Afghanistan_4Marianne 2

Article de
Éric Conan publié le 25 juin 2010

Il faut comprendre pourquoi les indécentes bouffonneries des Bleus ont pu être élevées au rang de tragédie nationale : c’est parce que ces mercenaires d’un sport collectif naufragé par l’argent et les enfantillages ont été depuis quelques années abusivement investis de la trop lourde charge de représenter la France que toutes les frustrations nationales, se polarisant sur ces symboles inadéquats, ont hystérisé l’enjeu de la Coupe du Monde. D’où cette sur-réaction, tant face au comportement odieux de ces enfants gâtés qu’au résultat pathétique de leur odyssée.

Le décalage n’est que plus grand avec le sort – l’indifférence et le silence – réservé à ce que fut longtemps l’incarnation de la nation, avant qu’elle ne soit réduite aux évolutions d’un ballon rond sur un écran plat : l’Armée. Un 44ème soldat Français est mort la semaine dernière en Afghanistan : à peine quelques lignes dans les quotidiens, quelques secondes dans les journaux télévisés. « Le brigadier décédé serait un guadeloupéen de 27 ans », avance avec hésitation une presse qui sait nous renseigner avec beaucoup plus de précision sur les secrets de chambrée des Bleus. Pour la quarante-quatrième fois Nicolas Sarkozy a fait part de sa « grande tristesse » et, sur les blogs, les militaires, de moins en moins muets, se désolent en constatant que, passée la dizaine de morts, les corps des soldats français rapatriés chez eux n’intéressent plus guère que ceux (officiers, préfets, ministres) dont c’est le métier de s’émouvoir officiellement dans ces circonstances.

Mais au-delà de l’émotion dérobée, c’est l’absence de débat sur cette présence française en Afghanistan qui surprend, comparé à l’ampleur de la cacophonie sur les enjeux stratégiques considérables d’une vingtaine de post-adolescents habiles sur le gazon pour le moral de la nation. Il y a tout de même plus de 3000 militaires français engagés dans un conflit dont on ne saisit vraiment ni les contours ni les objectifs. Les soldats déjà tombés au nom de la France (c’est du moins ce qu’on leur accorde encore officiellement) et ceux qui restent méritent-ils moins d’attention que les héros qui portent les couleurs de SFR, Carrefour et Adidas ? Au moins les Bleus savaient ce que l’on attendait d’eux, même s’ils n’étaient pas à la hauteur, tandis que les soldats envoyé à Kaboul - qui sont bien obligés, eux, d’être à la hauteur - s’aperçoivent que tout le monde se désintéresse de ce qu’ils peuvent bien faire là-bas.

A quand remonte le dernier débat politique sérieux sur leur mission ? La stratégie française se limite à la participation à un engagement américain dont la finalité semble elle aussi de moins en moins évidente comme en témoigne l’éviction par le Président Obama du Général commandant les troupes américaines en Afghanistan qui s’interrogeait à trop haute voix sur sa propre mission. Le gouvernement français s’explique peu sur notre engagement, mais il faut bien constater que l’opposition, guère plus au clair sur le sujet, ne le lui demande pas… Comme la folie autour des Bleus, le déficit de débat sur l’engagement en Afghanistan est aussi une particularité française en Europe. Les discussions sont vives en Grande-Bretagne et en Allemagne et, au début de l’année, ce sujet a même provoqué une crise gouvernementale et des élections anticipées aux Pays-Bas. Chez nous, politiques et journalistes se désintéressent de cet enjeu à la notable exception de Jean-Dominique Merchet, journaliste à Libération, dont l’excellent livre « Mourir pour l’Afghanistan », (Edition Jacob-Duvernet) - démontrant clairement pourquoi il fallait partir au plus vite - n’a guère provoqué d’état d’âme.

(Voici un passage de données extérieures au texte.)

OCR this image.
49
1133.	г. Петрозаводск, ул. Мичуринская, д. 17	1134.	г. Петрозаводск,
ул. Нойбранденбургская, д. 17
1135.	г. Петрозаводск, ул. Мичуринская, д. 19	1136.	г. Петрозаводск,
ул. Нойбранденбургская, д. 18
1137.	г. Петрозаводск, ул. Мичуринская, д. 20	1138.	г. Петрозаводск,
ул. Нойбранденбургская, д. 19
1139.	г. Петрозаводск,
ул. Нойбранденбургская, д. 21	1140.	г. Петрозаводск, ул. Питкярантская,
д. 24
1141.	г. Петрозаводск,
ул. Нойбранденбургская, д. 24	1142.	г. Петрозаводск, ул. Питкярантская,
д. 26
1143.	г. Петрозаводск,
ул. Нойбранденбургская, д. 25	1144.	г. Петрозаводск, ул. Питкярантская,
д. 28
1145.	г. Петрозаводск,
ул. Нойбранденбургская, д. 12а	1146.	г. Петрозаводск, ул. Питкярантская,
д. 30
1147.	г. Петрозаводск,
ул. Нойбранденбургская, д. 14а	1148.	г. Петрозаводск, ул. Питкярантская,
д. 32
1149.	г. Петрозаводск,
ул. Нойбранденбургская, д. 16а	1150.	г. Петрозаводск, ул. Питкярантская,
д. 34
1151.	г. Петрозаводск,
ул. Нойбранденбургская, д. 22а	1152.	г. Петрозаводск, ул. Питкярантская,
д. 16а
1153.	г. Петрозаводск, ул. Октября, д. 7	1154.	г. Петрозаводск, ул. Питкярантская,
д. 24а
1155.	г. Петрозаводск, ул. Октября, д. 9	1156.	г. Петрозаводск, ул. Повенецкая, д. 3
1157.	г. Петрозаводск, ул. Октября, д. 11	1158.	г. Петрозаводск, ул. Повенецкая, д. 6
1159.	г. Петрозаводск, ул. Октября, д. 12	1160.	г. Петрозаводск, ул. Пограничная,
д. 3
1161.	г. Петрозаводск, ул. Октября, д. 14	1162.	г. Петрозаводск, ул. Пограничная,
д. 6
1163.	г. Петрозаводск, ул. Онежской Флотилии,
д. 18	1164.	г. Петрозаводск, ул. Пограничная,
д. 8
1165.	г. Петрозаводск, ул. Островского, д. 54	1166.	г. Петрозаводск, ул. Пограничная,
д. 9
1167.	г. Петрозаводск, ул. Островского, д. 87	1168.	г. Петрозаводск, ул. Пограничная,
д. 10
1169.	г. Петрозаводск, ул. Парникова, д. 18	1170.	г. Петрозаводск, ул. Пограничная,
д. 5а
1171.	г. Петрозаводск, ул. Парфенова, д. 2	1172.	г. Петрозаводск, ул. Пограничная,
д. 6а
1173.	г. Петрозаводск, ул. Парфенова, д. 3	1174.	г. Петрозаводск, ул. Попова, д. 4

Comme si l’engagement militaire s’était dénationalisé, relevant d’une technique professionnelle comme une autre, avec ses accidents du travail. Seule prise de position officielle notable : la réponse à la revendication des milliers de soldats qui sont passés par l’Afghanistan, qui en sont revenus vivants, et qui demandent le bénéfice de la « campagne double » pour le calcul de leur future pension de retraite. Le gouvernement refuse, pour deux raisons. D’abord, ne pas alourdir les finances publiques en période d’économie. Mais aussi ne pas céder sur la condition permettant l’ouverture de ce droit : admettre que ces soldats ont été engagés dans une « guerre ».

Or Bernard Kouchner l’a encore répété récemment: « Nous ne sommes pas en guerre contre quiconque : nous construisons la paix ». Rien de préoccupant, donc, comparé à l’immense drame national des Bleus.